Time Warner Cable to cut 500 jobs

Time Warner Cable is shutting down its Coudersport call center
support services in early February, eliminating 500 jobs from a
town still reeling from jobs lost in the Adelphia scandal.

Maureen Huff, director of corporate communications for Time
Warner, said Wednesday that the company knew this day might come
when they took over the Coudersport operations in July.

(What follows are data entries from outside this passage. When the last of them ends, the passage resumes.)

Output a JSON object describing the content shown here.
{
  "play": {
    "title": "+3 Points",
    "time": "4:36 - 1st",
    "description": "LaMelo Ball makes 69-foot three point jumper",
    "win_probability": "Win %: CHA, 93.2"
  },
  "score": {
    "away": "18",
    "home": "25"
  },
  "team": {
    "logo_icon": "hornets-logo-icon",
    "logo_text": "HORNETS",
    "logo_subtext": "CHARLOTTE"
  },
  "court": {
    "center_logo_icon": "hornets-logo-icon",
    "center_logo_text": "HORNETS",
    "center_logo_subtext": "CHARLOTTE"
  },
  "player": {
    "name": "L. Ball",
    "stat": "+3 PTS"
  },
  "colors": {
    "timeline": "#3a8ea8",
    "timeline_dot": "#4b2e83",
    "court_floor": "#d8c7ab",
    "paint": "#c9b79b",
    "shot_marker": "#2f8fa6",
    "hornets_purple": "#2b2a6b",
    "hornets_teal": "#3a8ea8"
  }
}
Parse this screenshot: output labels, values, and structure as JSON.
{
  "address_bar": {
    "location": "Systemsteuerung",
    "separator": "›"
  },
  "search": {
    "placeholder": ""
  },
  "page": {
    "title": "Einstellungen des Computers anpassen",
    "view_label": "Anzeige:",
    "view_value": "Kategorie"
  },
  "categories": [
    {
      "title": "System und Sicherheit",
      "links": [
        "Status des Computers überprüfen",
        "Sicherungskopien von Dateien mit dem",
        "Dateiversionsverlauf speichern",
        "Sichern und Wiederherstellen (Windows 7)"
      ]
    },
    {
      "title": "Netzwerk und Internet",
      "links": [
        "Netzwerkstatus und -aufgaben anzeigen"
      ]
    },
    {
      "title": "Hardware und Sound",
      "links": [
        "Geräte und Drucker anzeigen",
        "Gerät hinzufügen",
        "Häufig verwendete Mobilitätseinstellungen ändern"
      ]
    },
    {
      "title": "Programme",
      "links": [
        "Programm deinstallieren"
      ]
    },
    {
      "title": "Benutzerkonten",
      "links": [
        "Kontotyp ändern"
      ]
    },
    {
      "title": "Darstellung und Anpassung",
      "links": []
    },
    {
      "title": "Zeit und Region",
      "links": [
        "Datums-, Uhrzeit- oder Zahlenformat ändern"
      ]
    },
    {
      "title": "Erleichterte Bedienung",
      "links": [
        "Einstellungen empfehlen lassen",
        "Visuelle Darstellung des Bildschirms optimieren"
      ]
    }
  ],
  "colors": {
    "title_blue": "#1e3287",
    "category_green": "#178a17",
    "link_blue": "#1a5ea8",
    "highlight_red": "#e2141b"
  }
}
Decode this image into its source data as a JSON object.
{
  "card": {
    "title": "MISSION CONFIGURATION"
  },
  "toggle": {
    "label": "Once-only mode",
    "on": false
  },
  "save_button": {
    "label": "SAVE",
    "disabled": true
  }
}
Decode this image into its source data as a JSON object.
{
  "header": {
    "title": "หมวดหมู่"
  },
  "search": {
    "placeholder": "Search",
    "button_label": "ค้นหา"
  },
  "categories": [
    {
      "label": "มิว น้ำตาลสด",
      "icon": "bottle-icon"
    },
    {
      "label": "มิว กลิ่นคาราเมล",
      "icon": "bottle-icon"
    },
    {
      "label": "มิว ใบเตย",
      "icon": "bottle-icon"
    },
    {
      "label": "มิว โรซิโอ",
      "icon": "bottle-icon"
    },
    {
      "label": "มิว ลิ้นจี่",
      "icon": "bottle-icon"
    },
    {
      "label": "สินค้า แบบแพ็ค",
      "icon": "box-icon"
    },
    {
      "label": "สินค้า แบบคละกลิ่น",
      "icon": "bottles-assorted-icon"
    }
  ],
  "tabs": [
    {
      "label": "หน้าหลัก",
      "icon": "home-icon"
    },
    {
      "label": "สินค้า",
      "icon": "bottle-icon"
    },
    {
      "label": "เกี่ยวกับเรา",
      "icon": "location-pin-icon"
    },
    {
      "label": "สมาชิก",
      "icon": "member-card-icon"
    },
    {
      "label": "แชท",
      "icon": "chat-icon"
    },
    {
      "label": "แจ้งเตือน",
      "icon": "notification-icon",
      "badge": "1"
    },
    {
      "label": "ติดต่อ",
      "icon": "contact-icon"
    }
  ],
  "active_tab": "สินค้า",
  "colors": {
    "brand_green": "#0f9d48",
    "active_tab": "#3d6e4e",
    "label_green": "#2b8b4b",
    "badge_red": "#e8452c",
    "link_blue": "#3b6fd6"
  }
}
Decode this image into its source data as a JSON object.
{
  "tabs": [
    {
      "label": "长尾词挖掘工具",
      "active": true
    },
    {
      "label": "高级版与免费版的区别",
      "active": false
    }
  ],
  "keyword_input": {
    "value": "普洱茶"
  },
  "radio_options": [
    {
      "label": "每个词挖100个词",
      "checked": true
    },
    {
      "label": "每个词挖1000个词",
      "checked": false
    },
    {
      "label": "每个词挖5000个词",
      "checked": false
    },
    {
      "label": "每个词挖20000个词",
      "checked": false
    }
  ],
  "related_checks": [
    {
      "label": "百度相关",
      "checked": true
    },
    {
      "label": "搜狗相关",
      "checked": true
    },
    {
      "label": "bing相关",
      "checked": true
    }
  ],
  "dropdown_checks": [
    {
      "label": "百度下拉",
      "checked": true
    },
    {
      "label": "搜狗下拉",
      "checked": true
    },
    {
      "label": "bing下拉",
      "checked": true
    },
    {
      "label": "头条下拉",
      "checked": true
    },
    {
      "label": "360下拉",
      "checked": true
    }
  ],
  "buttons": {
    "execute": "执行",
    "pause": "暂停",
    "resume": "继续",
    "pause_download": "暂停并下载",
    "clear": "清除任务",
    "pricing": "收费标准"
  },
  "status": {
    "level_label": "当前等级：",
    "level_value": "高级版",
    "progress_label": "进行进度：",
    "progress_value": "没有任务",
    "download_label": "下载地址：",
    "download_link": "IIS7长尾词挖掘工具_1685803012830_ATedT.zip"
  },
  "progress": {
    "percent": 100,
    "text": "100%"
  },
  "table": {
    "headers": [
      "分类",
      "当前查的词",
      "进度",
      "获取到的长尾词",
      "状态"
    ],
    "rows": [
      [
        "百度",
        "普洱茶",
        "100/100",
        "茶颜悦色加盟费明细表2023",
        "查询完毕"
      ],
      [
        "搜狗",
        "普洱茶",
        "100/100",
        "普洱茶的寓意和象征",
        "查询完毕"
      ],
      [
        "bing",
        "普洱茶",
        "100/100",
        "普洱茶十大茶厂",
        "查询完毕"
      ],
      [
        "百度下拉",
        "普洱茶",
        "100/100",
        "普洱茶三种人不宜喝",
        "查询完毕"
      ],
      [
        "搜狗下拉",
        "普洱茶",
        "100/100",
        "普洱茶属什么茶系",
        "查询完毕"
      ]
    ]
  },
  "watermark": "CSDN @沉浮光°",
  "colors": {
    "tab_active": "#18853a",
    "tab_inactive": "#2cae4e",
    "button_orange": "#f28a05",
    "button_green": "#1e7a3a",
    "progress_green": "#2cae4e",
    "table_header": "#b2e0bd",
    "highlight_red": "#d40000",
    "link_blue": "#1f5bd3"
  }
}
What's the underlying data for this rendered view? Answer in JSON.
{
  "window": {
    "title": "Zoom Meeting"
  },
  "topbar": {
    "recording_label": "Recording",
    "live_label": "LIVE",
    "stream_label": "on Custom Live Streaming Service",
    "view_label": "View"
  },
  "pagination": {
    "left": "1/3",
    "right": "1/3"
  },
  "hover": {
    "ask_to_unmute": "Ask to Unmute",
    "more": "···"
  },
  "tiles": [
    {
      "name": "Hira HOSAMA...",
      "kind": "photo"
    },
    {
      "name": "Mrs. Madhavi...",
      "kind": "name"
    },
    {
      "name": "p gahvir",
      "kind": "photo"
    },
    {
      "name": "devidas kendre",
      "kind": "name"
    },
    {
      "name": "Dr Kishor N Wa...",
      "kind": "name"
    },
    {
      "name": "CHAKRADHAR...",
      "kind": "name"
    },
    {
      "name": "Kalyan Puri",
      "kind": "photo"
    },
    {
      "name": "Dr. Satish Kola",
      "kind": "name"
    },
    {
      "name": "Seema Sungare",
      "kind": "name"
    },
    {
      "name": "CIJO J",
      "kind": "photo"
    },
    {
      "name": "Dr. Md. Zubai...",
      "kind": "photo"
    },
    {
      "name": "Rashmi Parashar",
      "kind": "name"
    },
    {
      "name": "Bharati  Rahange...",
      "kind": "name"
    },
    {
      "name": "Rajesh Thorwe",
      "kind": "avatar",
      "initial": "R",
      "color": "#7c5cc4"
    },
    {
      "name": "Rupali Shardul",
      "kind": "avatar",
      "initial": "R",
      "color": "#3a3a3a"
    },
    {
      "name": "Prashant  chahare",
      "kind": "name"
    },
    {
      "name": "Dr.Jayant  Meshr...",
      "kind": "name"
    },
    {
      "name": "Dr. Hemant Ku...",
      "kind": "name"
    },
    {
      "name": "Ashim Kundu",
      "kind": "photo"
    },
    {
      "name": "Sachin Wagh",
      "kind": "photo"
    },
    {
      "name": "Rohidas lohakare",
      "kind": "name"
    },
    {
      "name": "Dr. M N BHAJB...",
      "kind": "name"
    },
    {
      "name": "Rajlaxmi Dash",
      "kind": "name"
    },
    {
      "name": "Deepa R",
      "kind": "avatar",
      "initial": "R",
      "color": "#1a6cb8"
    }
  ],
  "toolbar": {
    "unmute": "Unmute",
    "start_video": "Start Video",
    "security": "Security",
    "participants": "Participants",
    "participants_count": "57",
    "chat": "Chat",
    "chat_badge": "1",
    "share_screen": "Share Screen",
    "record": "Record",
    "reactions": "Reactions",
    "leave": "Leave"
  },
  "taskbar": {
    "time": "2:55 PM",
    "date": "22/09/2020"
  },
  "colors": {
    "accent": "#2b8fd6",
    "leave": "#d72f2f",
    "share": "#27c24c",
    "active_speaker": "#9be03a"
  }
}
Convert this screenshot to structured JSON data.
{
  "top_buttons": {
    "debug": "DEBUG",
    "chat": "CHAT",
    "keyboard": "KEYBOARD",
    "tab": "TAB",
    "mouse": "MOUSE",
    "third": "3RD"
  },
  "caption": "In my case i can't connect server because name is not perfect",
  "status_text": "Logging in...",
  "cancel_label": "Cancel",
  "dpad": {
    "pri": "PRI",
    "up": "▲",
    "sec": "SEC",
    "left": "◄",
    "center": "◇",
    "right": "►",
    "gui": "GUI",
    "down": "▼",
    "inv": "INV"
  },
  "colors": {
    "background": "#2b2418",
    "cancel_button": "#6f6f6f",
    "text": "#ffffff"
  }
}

“At that point we already knew the cost structure for this
center was significantly different than the others,” she said,
explaining it was more costly to maintain than the company’s other
centers. “We tried to create a business model to allow us to keep
this call center and keep these jobs in Coudersport. Unfortunately
we have not been able to do so.”

She said the employees’ last day will be on or around Feb.
5.

“This decision reflects the fact that we are not the cable
provider in this area and we have other significant call center
operations throughout our service areas,” reads an employee
announcement Huff sent to The Era.

The Coudersport offices will still remain open and about 75
people in the IT and engineering divisions will continue to remain
employed there.

“For those employees who will be affected by this announcement,
we will provide career transition services and severance benefits.
For those affected employees who are interested, there are enough
job openings in call center positions throughout the company for
all to find jobs,” the announcement reads.

Huff said the closest call center in the Time Warner company is
in Buffalo, N.Y.; there are no other call centers in Pennsylvania.
She did not, however, know how many positions may be open at that
particular facility.

“That’s going to be a constant variable,” she said, adding that
she could not say how many positions would be open at any one
center, but that Time Warner has centers across the country. “There
are enough jobs for the affected employees.”

And Time Warner is offering other employment assistance to those
affected by the decision, as well.

“We have secured the services of Right Management Consultants,
who will be helping us with a variety of services, including
internal placement assistance, career transition workshops, career
assessment, resume assistance, networking workshops, individual
consultations, job fairs and access to Right’s job vacancy
database,” the statement reads. “We will also provide severance
benefits, a “stay” bonus for those employees who stay, in good
standing, until early February 2007, and confidential counseling
services through our Employee Assistance Program.

“Given the quality of the employees and the importance of the
call center to the community, we have spent the last few months
looking at options to keep the call center open; however, we could
not justify it economically or operationally,” the statement reads.
“We know that this decision will significantly affect the lives of
a number of people, and there is no easy way to close an operation
in any community. Time Warner Cable is committed to providing each
of the affected employees with as much transition assistance as we
possibly can.”

Potter County Commissioner John Torok said Wednesday night that
the news of Time Warner’s decision came at a bad time of the year –
right before Christmas.

“It was not good news, but the Board of Commissioners does not
run the company,” Torok said. “We have given them in the past every
break we could. We’re with the rest of the community … we don’t
know where to go from here.

“We, the Board of Commissioners, have done everything we could
do to encourage them to stay,” Torok said. “They’ve done what they
have to do as managers and good businessmen.”

But Coudersport has been through tough times in the past and
will make it through again – together as a community, he added.

“This is a tough community,” Torok said. “We will survive. That
doesn’t mean that people won’t be hurt. This is one of those times
when a community shows its strength and comes together. We’ll
embrace each other and work through it.

“We’ll take it one day at a time. We’re not the first community
to be hit like this and I’m sure we won’t be the last,” he said.
“In today’s business world, if you think you are not vulnerable to
this situation, get ready. Tomorrow is another day.”